Imbeciles. Wretches. That’s how we win. Don’t turn over the fucking keys to your kingdom then cry foul play when you get evicted. Once you let us confuse you with enough lies that you no longer know your truth, we own your reality. AND YOU GAVE IT TO US.
As I push
to my feet, I stumble and go back down. Snarling, I shove my hair from my face and rest a moment more, considering my next move. My muscles burn from exertion. Pain is a new sensation, distracting, infuriating. It’s an insult that I was born so flawed. My jaws hurt from tearing flesh and there’s a painful bone splinter lodged in my gums.
I pick it out with the tip of one of my knives. I came to the abbey to accomplish three goals: kill Christian, kill Cruce, and find the stones. Events have not unfolded as I’d intended. The Unseelie flesh I ate isn’t fueling me as it did MacKayla. I’m burning through it too fast and require more. It doesn’t help that my body hasn’t slept in over a day. The loss of my spear grandly fucked my plans. By this hour, both princes should have been dead.
I expand my awareness, seeking the stones, which MacKayla was certain were somewhere in the abbey.
I sense nothing.
Might they have been moved? I assess possibilities and encounter an obstacle of my own making. In my quest for strength, I ate Unseelie, which mutes MacKayla’s ability to sense Fae objects of power. LIMITS! YET MORE LIMITS TO REMEMBER! I must dally until it wears off or go to ground, rest then gather my army, seize the stones, destroy them, and move to the next phase of my plans. I consider summoning an army of Unseelie, resuming the battle on the abbey grounds while still more of them search the ruins for me, but MacKayla would call the stones my Kryptonite, and I’ll not unearth them into untrusted hands.
Might I simply forget them? It occurs to me that two out of three aren’t bad: the cocoons I’ve put the princes in, while not as much fun as killing them will be, are sufficient.
Paramount to my plans is the spear. I refine my goals, making it my priority.
I push myself up from the bloody remains of Jo in which I squat, becoming aware of eyes on me. I can feel them. Someone is watching me. Is it my clever, clever enemy? How is someone anticipating me? There is no one with my clarity, my focus, my resolve.
I stand motionless, curious to know the face of my foe.
Jericho Barrons steps from behind a tumbled wall.
For a moment I stare, consumed by jealousy.

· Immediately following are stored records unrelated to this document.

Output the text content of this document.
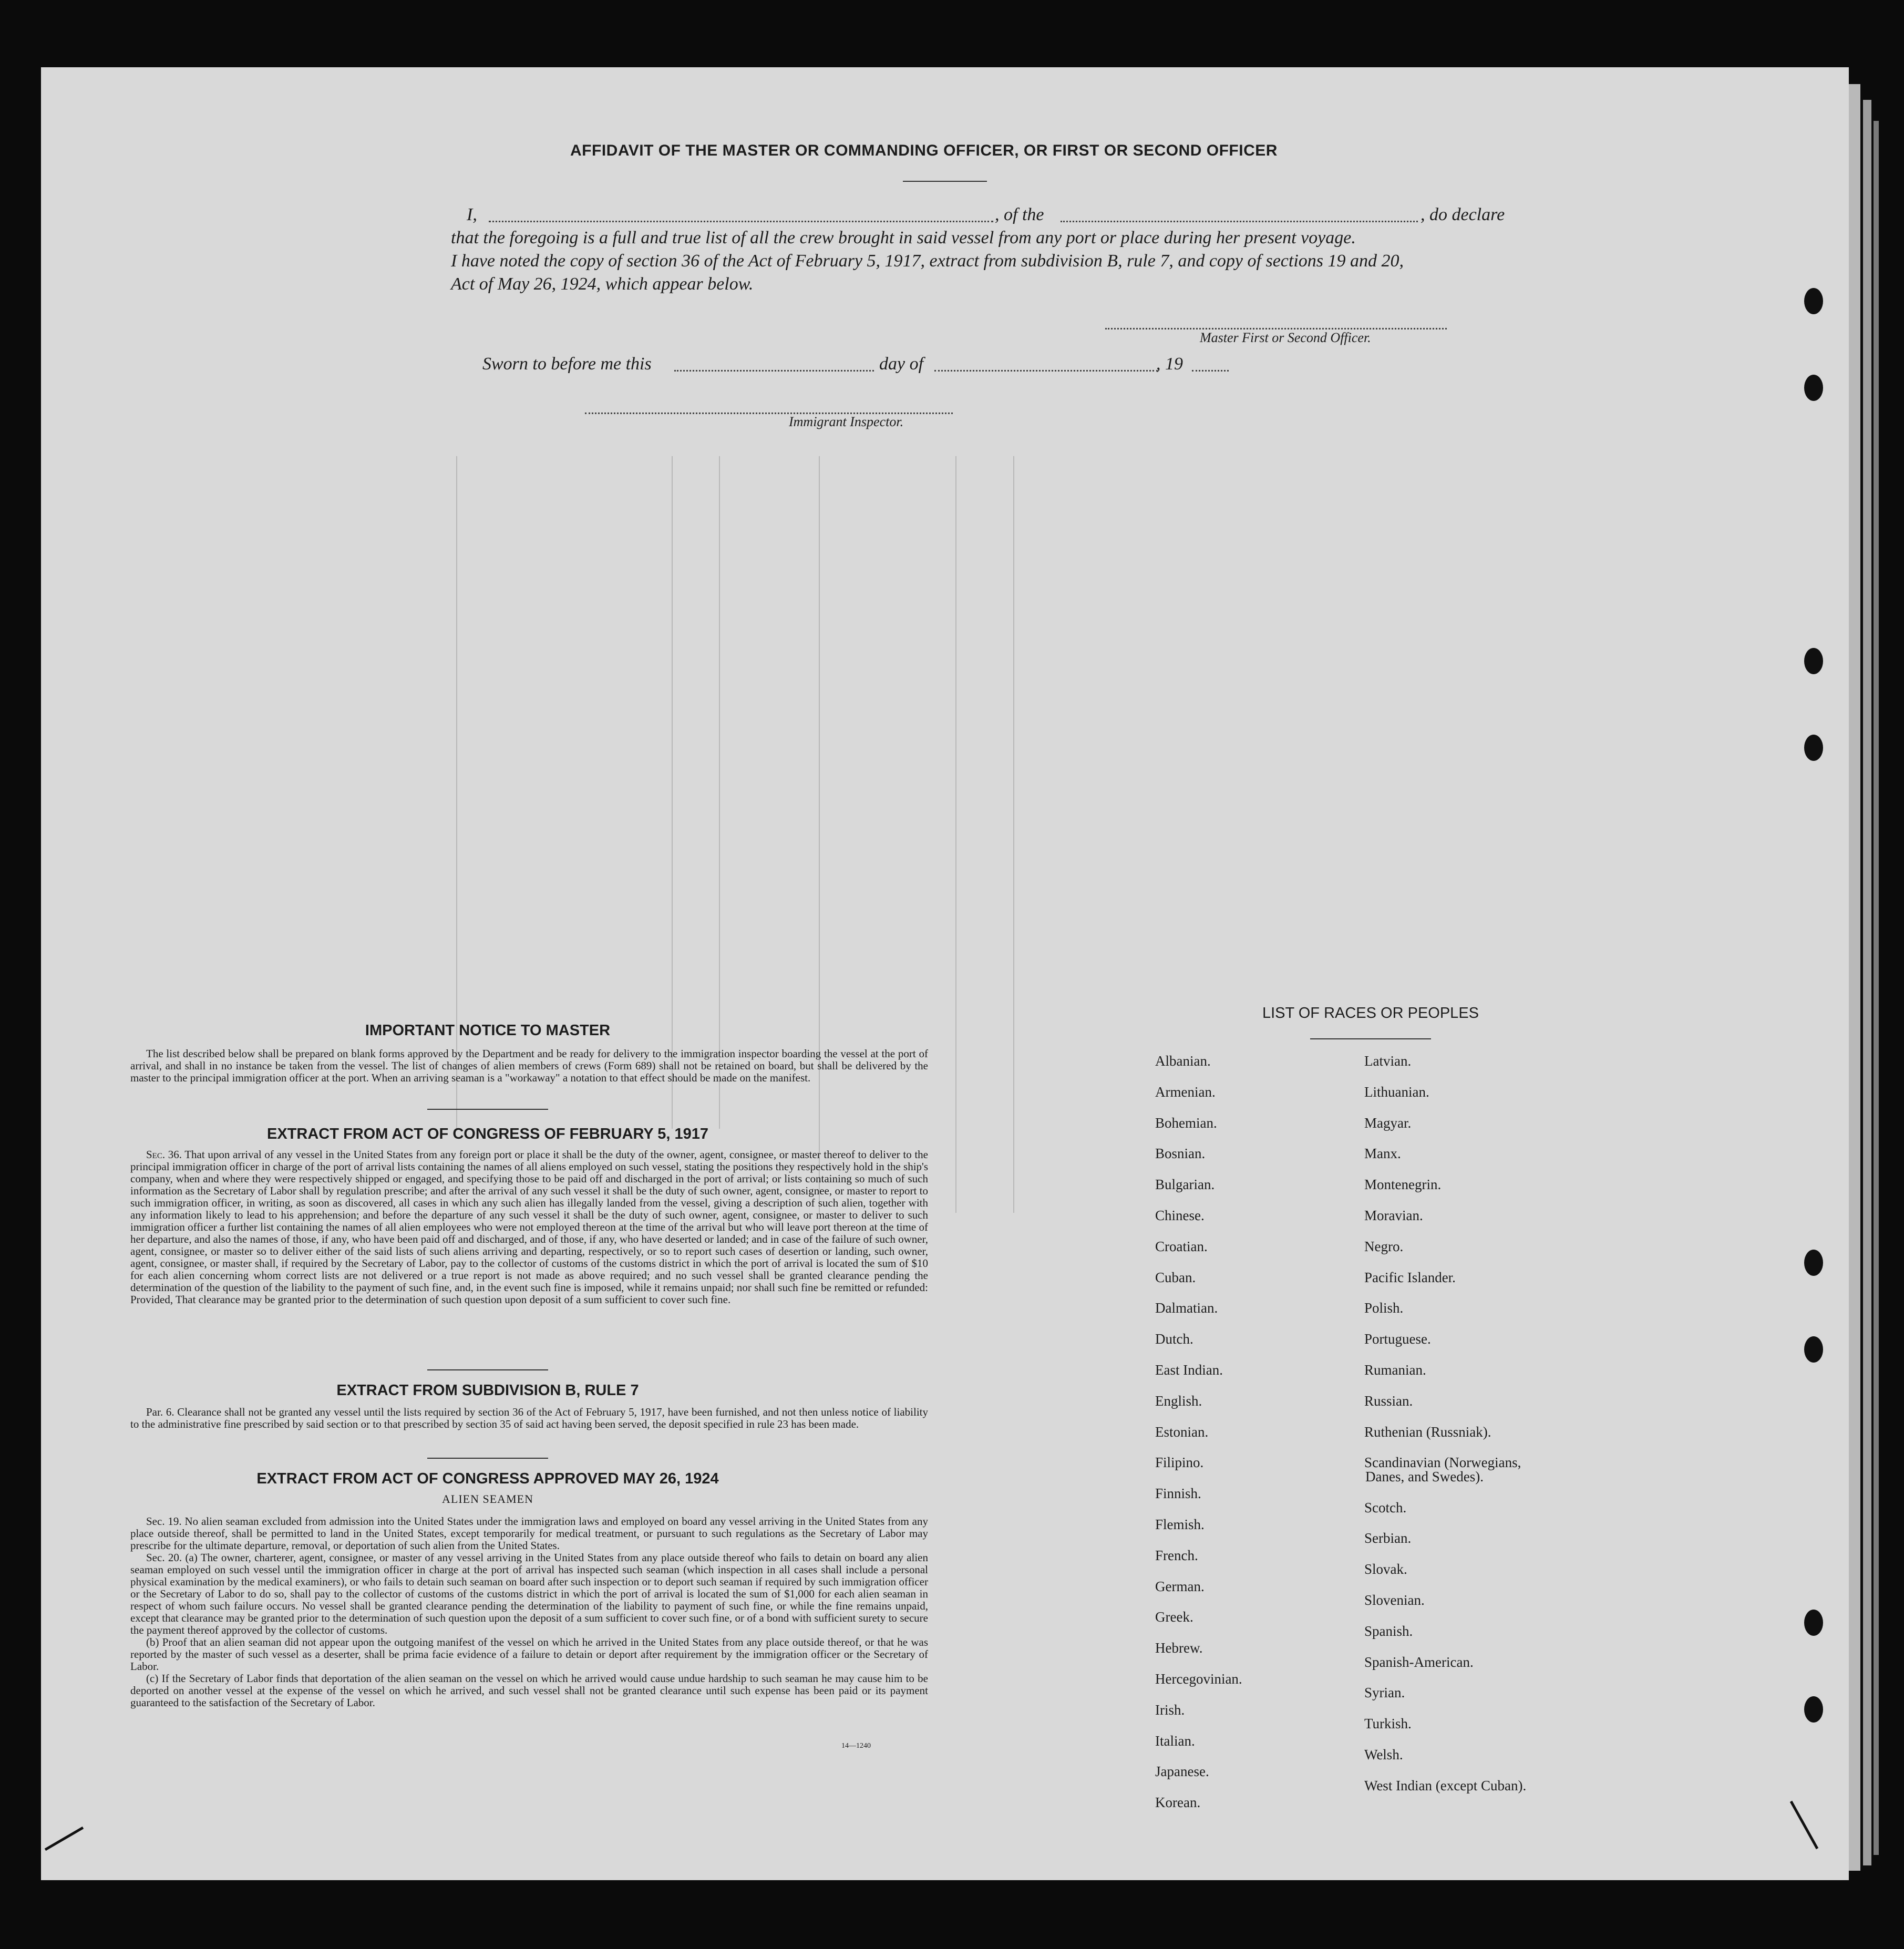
AFFIDAVIT OF THE MASTER OR COMMANDING OFFICER, OR FIRST OR SECOND OFFICER
I,	, of the	, do declare
that the foregoing is a full and true list of all the crew brought in said vessel from any port or place during her present voyage.
I have noted the copy of section 36 of the Act of February 5, 1917, extract from subdivision B, rule 7, and copy of sections 19 and 20,
Act of May 26, 1924, which appear below.
Master First or Second Officer.
Sworn to before me this	day of	, 19
Immigrant Inspector.
IMPORTANT NOTICE TO MASTER

The list described below shall be prepared on blank forms approved by the Department and be ready for delivery to the immigration inspector boarding the vessel at the port of arrival, and shall in no instance be taken from the vessel. The list of changes of alien members of crews (Form 689) shall not be retained on board, but shall be delivered by the master to the principal immigration officer at the port. When an arriving seaman is a "workaway" a notation to that effect should be made on the manifest.

EXTRACT FROM ACT OF CONGRESS OF FEBRUARY 5, 1917

Sec. 36. That upon arrival of any vessel in the United States from any foreign port or place it shall be the duty of the owner, agent, consignee, or master thereof to deliver to the principal immigration officer in charge of the port of arrival lists containing the names of all aliens employed on such vessel, stating the positions they respectively hold in the ship's company, when and where they were respectively shipped or engaged, and specifying those to be paid off and discharged in the port of arrival; or lists containing so much of such information as the Secretary of Labor shall by regulation prescribe; and after the arrival of any such vessel it shall be the duty of such owner, agent, consignee, or master to report to such immigration officer, in writing, as soon as discovered, all cases in which any such alien has illegally landed from the vessel, giving a description of such alien, together with any information likely to lead to his apprehension; and before the departure of any such vessel it shall be the duty of such owner, agent, consignee, or master to deliver to such immigration officer a further list containing the names of all alien employees who were not employed thereon at the time of the arrival but who will leave port thereon at the time of her departure, and also the names of those, if any, who have been paid off and discharged, and of those, if any, who have deserted or landed; and in case of the failure of such owner, agent, consignee, or master so to deliver either of the said lists of such aliens arriving and departing, respectively, or so to report such cases of desertion or landing, such owner, agent, consignee, or master shall, if required by the Secretary of Labor, pay to the collector of customs of the customs district in which the port of arrival is located the sum of $10 for each alien concerning whom correct lists are not delivered or a true report is not made as above required; and no such vessel shall be granted clearance pending the determination of the question of the liability to the payment of such fine, and, in the event such fine is imposed, while it remains unpaid; nor shall such fine be remitted or refunded: Provided, That clearance may be granted prior to the determination of such question upon deposit of a sum sufficient to cover such fine.

EXTRACT FROM SUBDIVISION B, RULE 7

Par. 6. Clearance shall not be granted any vessel until the lists required by section 36 of the Act of February 5, 1917, have been furnished, and not then unless notice of liability to the administrative fine prescribed by said section or to that prescribed by section 35 of said act having been served, the deposit specified in rule 23 has been made.

EXTRACT FROM ACT OF CONGRESS APPROVED MAY 26, 1924
ALIEN SEAMEN

Sec. 19. No alien seaman excluded from admission into the United States under the immigration laws and employed on board any vessel arriving in the United States from any place outside thereof, shall be permitted to land in the United States, except temporarily for medical treatment, or pursuant to such regulations as the Secretary of Labor may prescribe for the ultimate departure, removal, or deportation of such alien from the United States.

Sec. 20. (a) The owner, charterer, agent, consignee, or master of any vessel arriving in the United States from any place outside thereof who fails to detain on board any alien seaman employed on such vessel until the immigration officer in charge at the port of arrival has inspected such seaman (which inspection in all cases shall include a personal physical examination by the medical examiners), or who fails to detain such seaman on board after such inspection or to deport such seaman if required by such immigration officer or the Secretary of Labor to do so, shall pay to the collector of customs of the customs district in which the port of arrival is located the sum of $1,000 for each alien seaman in respect of whom such failure occurs. No vessel shall be granted clearance pending the determination of the liability to payment of such fine, or while the fine remains unpaid, except that clearance may be granted prior to the determination of such question upon the deposit of a sum sufficient to cover such fine, or of a bond with sufficient surety to secure the payment thereof approved by the collector of customs.

(b) Proof that an alien seaman did not appear upon the outgoing manifest of the vessel on which he arrived in the United States from any place outside thereof, or that he was reported by the master of such vessel as a deserter, shall be prima facie evidence of a failure to detain or deport after requirement by the immigration officer or the Secretary of Labor.

(c) If the Secretary of Labor finds that deportation of the alien seaman on the vessel on which he arrived would cause undue hardship to such seaman he may cause him to be deported on another vessel at the expense of the vessel on which he arrived, and such vessel shall not be granted clearance until such expense has been paid or its payment guaranteed to the satisfaction of the Secretary of Labor.

14—1240
LIST OF RACES OR PEOPLES
Albanian.
Armenian.
Bohemian.
Bosnian.
Bulgarian.
Chinese.
Croatian.
Cuban.
Dalmatian.
Dutch.
East Indian.
English.
Estonian.
Filipino.
Finnish.
Flemish.
French.
German.
Greek.
Hebrew.
Hercegovinian.
Irish.
Italian.
Japanese.
Korean.
Latvian.
Lithuanian.
Magyar.
Manx.
Montenegrin.
Moravian.
Negro.
Pacific Islander.
Polish.
Portuguese.
Rumanian.
Russian.
Ruthenian (Russniak).
Scandinavian (Norwegians,
Danes, and Swedes).
Scotch.
Serbian.
Slovak.
Slovenian.
Spanish.
Spanish-American.
Syrian.
Turkish.
Welsh.
West Indian (except Cuban).
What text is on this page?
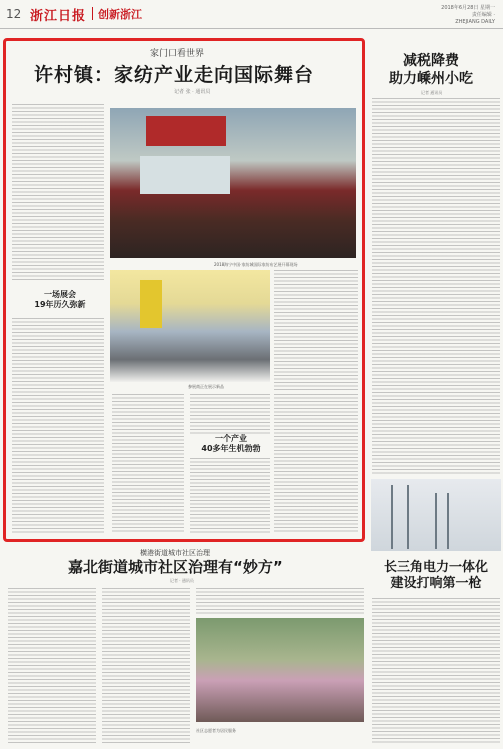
12 浙江日报 创新浙江	2018年6月28日 星期一
责任编辑 ·
ZHEJIANG DAILY
家门口看世界
许村镇：家纺产业走向国际舞台
记者 张 · 通讯员
一场展会
19年历久弥新
2018海宁中国·家纺城国际家纺布艺展开幕现场
参展商正在展示新品
一个产业
40多年生机勃勃
减税降费
助力嵊州小吃
记者 通讯员
长三角电力一体化
建设打响第一枪
横港街道城市社区治理
嘉北街道城市社区治理有“妙方”
记者 · 通讯员
社区志愿者为居民服务
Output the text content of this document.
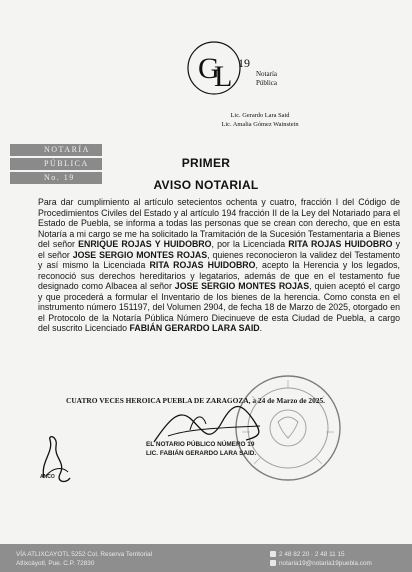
G
L 19
Notaría
Pública
Lic. Gerardo Lara Said
Lic. Amalia Gómez Wainstein
NOTARÍA
PÚBLICA
No. 19
PRIMER
AVISO NOTARIAL
Para dar cumplimiento al artículo setecientos ochenta y cuatro, fracción I del Código de Procedimientos Civiles del Estado y al artículo 194 fracción II de la Ley del Notariado para el Estado de Puebla, se informa a todas las personas que se crean con derecho, que en esta Notaría a mi cargo se me ha solicitado la Tramitación de la Sucesión Testamentaria a Bienes del señor ENRIQUE ROJAS Y HUIDOBRO, por la Licenciada RITA ROJAS HUIDOBRO y el señor JOSE SERGIO MONTES ROJAS, quienes reconocieron la validez del Testamento y así mismo la Licenciada RITA ROJAS HUIDOBRO, acepto la Herencia y los legados, reconoció sus derechos hereditarios y legatarios, además de que en el testamento fue designado como Albacea al señor JOSE SERGIO MONTES ROJAS, quien aceptó el cargo y que procederá a formular el Inventario de los bienes de la herencia. Como consta en el instrumento número 151197, del Volumen 2904, de fecha 18 de Marzo de 2025, otorgado en el Protocolo de la Notaría Pública Número Diecinueve de esta Ciudad de Puebla, a cargo del suscrito Licenciado FABIÁN GERARDO LARA SAID.
CUATRO VECES HEROICA PUEBLA DE ZARAGOZA, a 24 de Marzo de 2025.
EL NOTARIO PÚBLICO NÚMERO 19
LIC. FABIÁN GERARDO LARA SAID.
ANCO
VÍA ATLIXCAYOTL 5252 Col. Reserva Territorial
Atlixcáyotl, Pue. C.P. 72830
2 48 82 20 · 2 48 11 15
notaria19@notaria19puebla.com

I had to be born a fucking woman in a world where men are physically superior. Christian. Cruce. Now Barrons. He exudes ferocity, power, hunger, his presence saturates the air with palpable, electrifying energy. Even the Fae fear him. Shades slink away when he passes. He has killed Fae royals—sifters! His vessel is wide-shouldered, big-boned, muscled and powerful as a lion. Undestroyable. I despise him for it.